Future Tense

A Quick Refresher on the FBI’s Fight With Apple Over Encryption

Apple CEO Tim Cook (R) and chief design officer Jonathan Ive (L) look at the iPhone X, which has new facial recognition capabilities.

Justin Sullivan/Getty Images

Round One of the FBI’s battle with Apple over iPhone encryption ended in 2016 when the bureau found a workaround. But we may be about to see Round Two.

This time, the battle is over unlocking the iPhone of Devin Kelley, the shooter at the Sutherland Springs, Texas, church. The Washington Post reports that, unable get into the shooter’s phone to uncover more about his motive, the FBI flew the device to its forensics lab in Quantico, Virginia, where it is investigating alternate pathways to the phone’s data, such as cloud storage backups or linked devices. Like San Bernardino shooter Syed Farook, Kelley used an iPhone, and if the FBI’s initial efforts to access its contents come up empty-handed, it’s possible the government will re-litigate the 2016 court battle over whether Apple has an obligation to help law enforcement break into Farook’s phone.

Fuzzy on the details of this whole government-Apple faceoff? Here’s a brief refresher on the encryption debate.

First of all, what is encryption? In a 2015 overview written for Slate, Danielle Kehl explained:

Encryption is the process of combining the contents of a message (“plaintext”) with a secret password (the encryption “key”) in such a way that scrambles the content into a totally new form (“ciphertext”) that is unintelligible to unauthorized users. Only someone with the correct key can decrypt the information and convert it back into plaintext.

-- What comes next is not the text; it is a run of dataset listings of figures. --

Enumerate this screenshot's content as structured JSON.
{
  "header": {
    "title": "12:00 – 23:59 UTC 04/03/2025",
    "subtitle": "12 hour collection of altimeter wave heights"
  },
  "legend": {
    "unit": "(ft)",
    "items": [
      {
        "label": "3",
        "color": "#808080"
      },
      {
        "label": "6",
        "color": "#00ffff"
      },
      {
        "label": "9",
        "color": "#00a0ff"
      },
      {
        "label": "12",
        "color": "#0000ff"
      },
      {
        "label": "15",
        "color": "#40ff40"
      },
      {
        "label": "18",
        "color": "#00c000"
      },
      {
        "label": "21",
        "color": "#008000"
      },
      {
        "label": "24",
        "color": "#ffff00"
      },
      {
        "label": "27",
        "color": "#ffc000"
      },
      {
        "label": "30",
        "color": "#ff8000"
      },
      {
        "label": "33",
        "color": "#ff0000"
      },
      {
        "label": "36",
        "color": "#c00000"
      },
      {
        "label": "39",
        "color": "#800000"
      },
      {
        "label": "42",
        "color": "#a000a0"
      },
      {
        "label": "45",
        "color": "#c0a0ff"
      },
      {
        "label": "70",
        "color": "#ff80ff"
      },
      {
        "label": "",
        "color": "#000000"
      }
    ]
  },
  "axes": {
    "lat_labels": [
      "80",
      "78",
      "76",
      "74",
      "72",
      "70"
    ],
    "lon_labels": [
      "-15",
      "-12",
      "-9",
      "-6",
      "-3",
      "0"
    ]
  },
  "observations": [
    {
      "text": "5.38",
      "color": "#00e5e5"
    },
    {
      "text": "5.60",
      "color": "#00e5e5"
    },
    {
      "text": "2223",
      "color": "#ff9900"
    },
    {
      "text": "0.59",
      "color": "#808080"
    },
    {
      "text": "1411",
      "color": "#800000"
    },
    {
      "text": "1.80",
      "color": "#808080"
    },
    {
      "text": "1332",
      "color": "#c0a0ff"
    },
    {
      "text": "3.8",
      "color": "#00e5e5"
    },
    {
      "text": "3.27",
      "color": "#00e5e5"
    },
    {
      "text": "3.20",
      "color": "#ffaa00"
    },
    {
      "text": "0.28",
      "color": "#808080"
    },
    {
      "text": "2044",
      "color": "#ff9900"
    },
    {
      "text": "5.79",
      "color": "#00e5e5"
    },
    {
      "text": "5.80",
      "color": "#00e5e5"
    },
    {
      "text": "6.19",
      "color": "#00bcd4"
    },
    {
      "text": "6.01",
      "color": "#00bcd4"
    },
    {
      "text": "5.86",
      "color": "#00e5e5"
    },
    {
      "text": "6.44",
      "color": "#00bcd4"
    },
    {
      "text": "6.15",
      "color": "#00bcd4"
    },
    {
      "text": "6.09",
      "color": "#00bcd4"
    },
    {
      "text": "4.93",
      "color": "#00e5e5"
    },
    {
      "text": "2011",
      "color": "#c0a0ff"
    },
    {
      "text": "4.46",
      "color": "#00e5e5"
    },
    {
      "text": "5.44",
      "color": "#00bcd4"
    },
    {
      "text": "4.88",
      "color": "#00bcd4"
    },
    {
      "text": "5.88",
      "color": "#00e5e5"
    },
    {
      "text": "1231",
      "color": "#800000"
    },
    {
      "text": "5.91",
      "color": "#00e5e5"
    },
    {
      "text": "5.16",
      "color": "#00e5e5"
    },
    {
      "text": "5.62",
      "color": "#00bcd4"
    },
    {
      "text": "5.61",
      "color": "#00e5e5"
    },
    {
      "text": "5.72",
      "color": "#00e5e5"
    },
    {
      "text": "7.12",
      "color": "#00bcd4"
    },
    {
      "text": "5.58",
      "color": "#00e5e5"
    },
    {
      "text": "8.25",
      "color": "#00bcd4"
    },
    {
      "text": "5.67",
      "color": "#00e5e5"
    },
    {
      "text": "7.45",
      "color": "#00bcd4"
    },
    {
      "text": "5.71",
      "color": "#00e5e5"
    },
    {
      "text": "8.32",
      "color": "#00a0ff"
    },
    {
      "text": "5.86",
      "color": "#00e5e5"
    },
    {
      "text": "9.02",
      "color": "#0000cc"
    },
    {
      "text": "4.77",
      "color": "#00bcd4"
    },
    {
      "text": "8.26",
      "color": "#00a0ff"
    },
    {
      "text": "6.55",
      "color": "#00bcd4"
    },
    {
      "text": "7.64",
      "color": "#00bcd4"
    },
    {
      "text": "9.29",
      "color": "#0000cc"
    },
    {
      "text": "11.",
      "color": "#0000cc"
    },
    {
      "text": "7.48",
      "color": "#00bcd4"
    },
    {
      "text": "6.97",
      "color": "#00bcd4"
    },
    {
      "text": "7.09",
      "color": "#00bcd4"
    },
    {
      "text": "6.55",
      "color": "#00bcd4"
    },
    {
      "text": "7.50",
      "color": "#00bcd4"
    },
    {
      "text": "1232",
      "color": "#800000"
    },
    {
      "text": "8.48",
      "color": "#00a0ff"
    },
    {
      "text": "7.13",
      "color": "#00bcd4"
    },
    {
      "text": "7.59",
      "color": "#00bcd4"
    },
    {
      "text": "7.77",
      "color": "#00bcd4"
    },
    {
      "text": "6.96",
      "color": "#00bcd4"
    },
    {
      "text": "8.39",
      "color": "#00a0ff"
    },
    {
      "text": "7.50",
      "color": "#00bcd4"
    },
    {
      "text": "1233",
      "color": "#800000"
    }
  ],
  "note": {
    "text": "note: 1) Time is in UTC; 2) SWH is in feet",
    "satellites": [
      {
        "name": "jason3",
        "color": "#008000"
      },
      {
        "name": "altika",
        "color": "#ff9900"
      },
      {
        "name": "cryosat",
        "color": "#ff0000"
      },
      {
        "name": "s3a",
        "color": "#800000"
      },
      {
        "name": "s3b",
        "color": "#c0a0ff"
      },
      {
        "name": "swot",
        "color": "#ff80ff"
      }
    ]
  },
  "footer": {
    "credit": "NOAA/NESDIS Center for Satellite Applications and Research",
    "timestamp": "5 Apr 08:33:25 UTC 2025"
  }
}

Using codes to communicate sensitive information is nothing new—it’s been around for millennia—but encryption breakthroughs in the 1970s cleared the way for today’s data protection. Today’s iPhones use 256-bit AES key encryption, which means that each device has a randomly generated, unique key that is one of a nearly unfathomable number (the exact figure is 78 digits long) of possible patterns and therefore virtually impossible to guess. Apple doesn’t keep a copy of this key, so the only way to use it to unscramble data that’s only on your phone is to enter your personal passcode.

iPhone users are able to set alphanumeric passcodes as well as four or six-digit passwords. Apple has also added Touch ID (starting with the iPhone 5s in 2013) and now facial recognition software, both of which allow users to forego manually entering a passcode in many situations. The more complex the passcode, the harder to hack into a phone, and this problem is compounded by tiered time delays that kick in after a certain number of incorrect passcode entries: one minute until you can try again after five wrong attempts, a one-hour wait after nine tries, etc. Users can also set their phones to erase all data after 10 consecutive wrong attempts. Together, these security measures present serious obstacles for brute-force attacks—that is, inputting every possible passcode.

The impressive security of your standard iPhone poses a problem for law enforcement. When the bureau couldn’t crack Syed Farook’s iPhone 5c after he and his wife, Tashfeen Malik, killed 14 in a terrorist attack in 2015, a federal magistrate judge used the All Writs Act of 1789 to order Apple to build software that would make it easier for the FBI to unlock the device without risking an erase of data. But Apple refused. As CEO Tim Cook wrote in a letter, “We fear that this demand would undermine the very freedoms and liberty our government is meant to protect” because the “backdoor” exception that would help potentially help law enforcement learn about any contact between Farook and ISIS could, if stolen, be exploited by hackers. Civil rights groups like the ACLU and Amnesty International voiced their support of Apple’s stance.

But before the case could end with a loaded legal precedent, the FBI paid $900,000 to an undisclosed third party that helped them bypass the phone’s iOS 9 security.

Phone encryption has remained a point of frustration for law enforcement, however. In October, FBI Director Christopher Wray said that in an 11-month period, his agency had been unable to access half of the 14,000 devices they’d targeted. Deputy Attorney General Rod Rosenstein made similar remarks that month when he called for “responsible encryption” at the U.S. Naval Academy. Now, in the wake of another mass shooting and so-far-inaccessible phone, it looks like the debate over encryption won’t end anytime soon.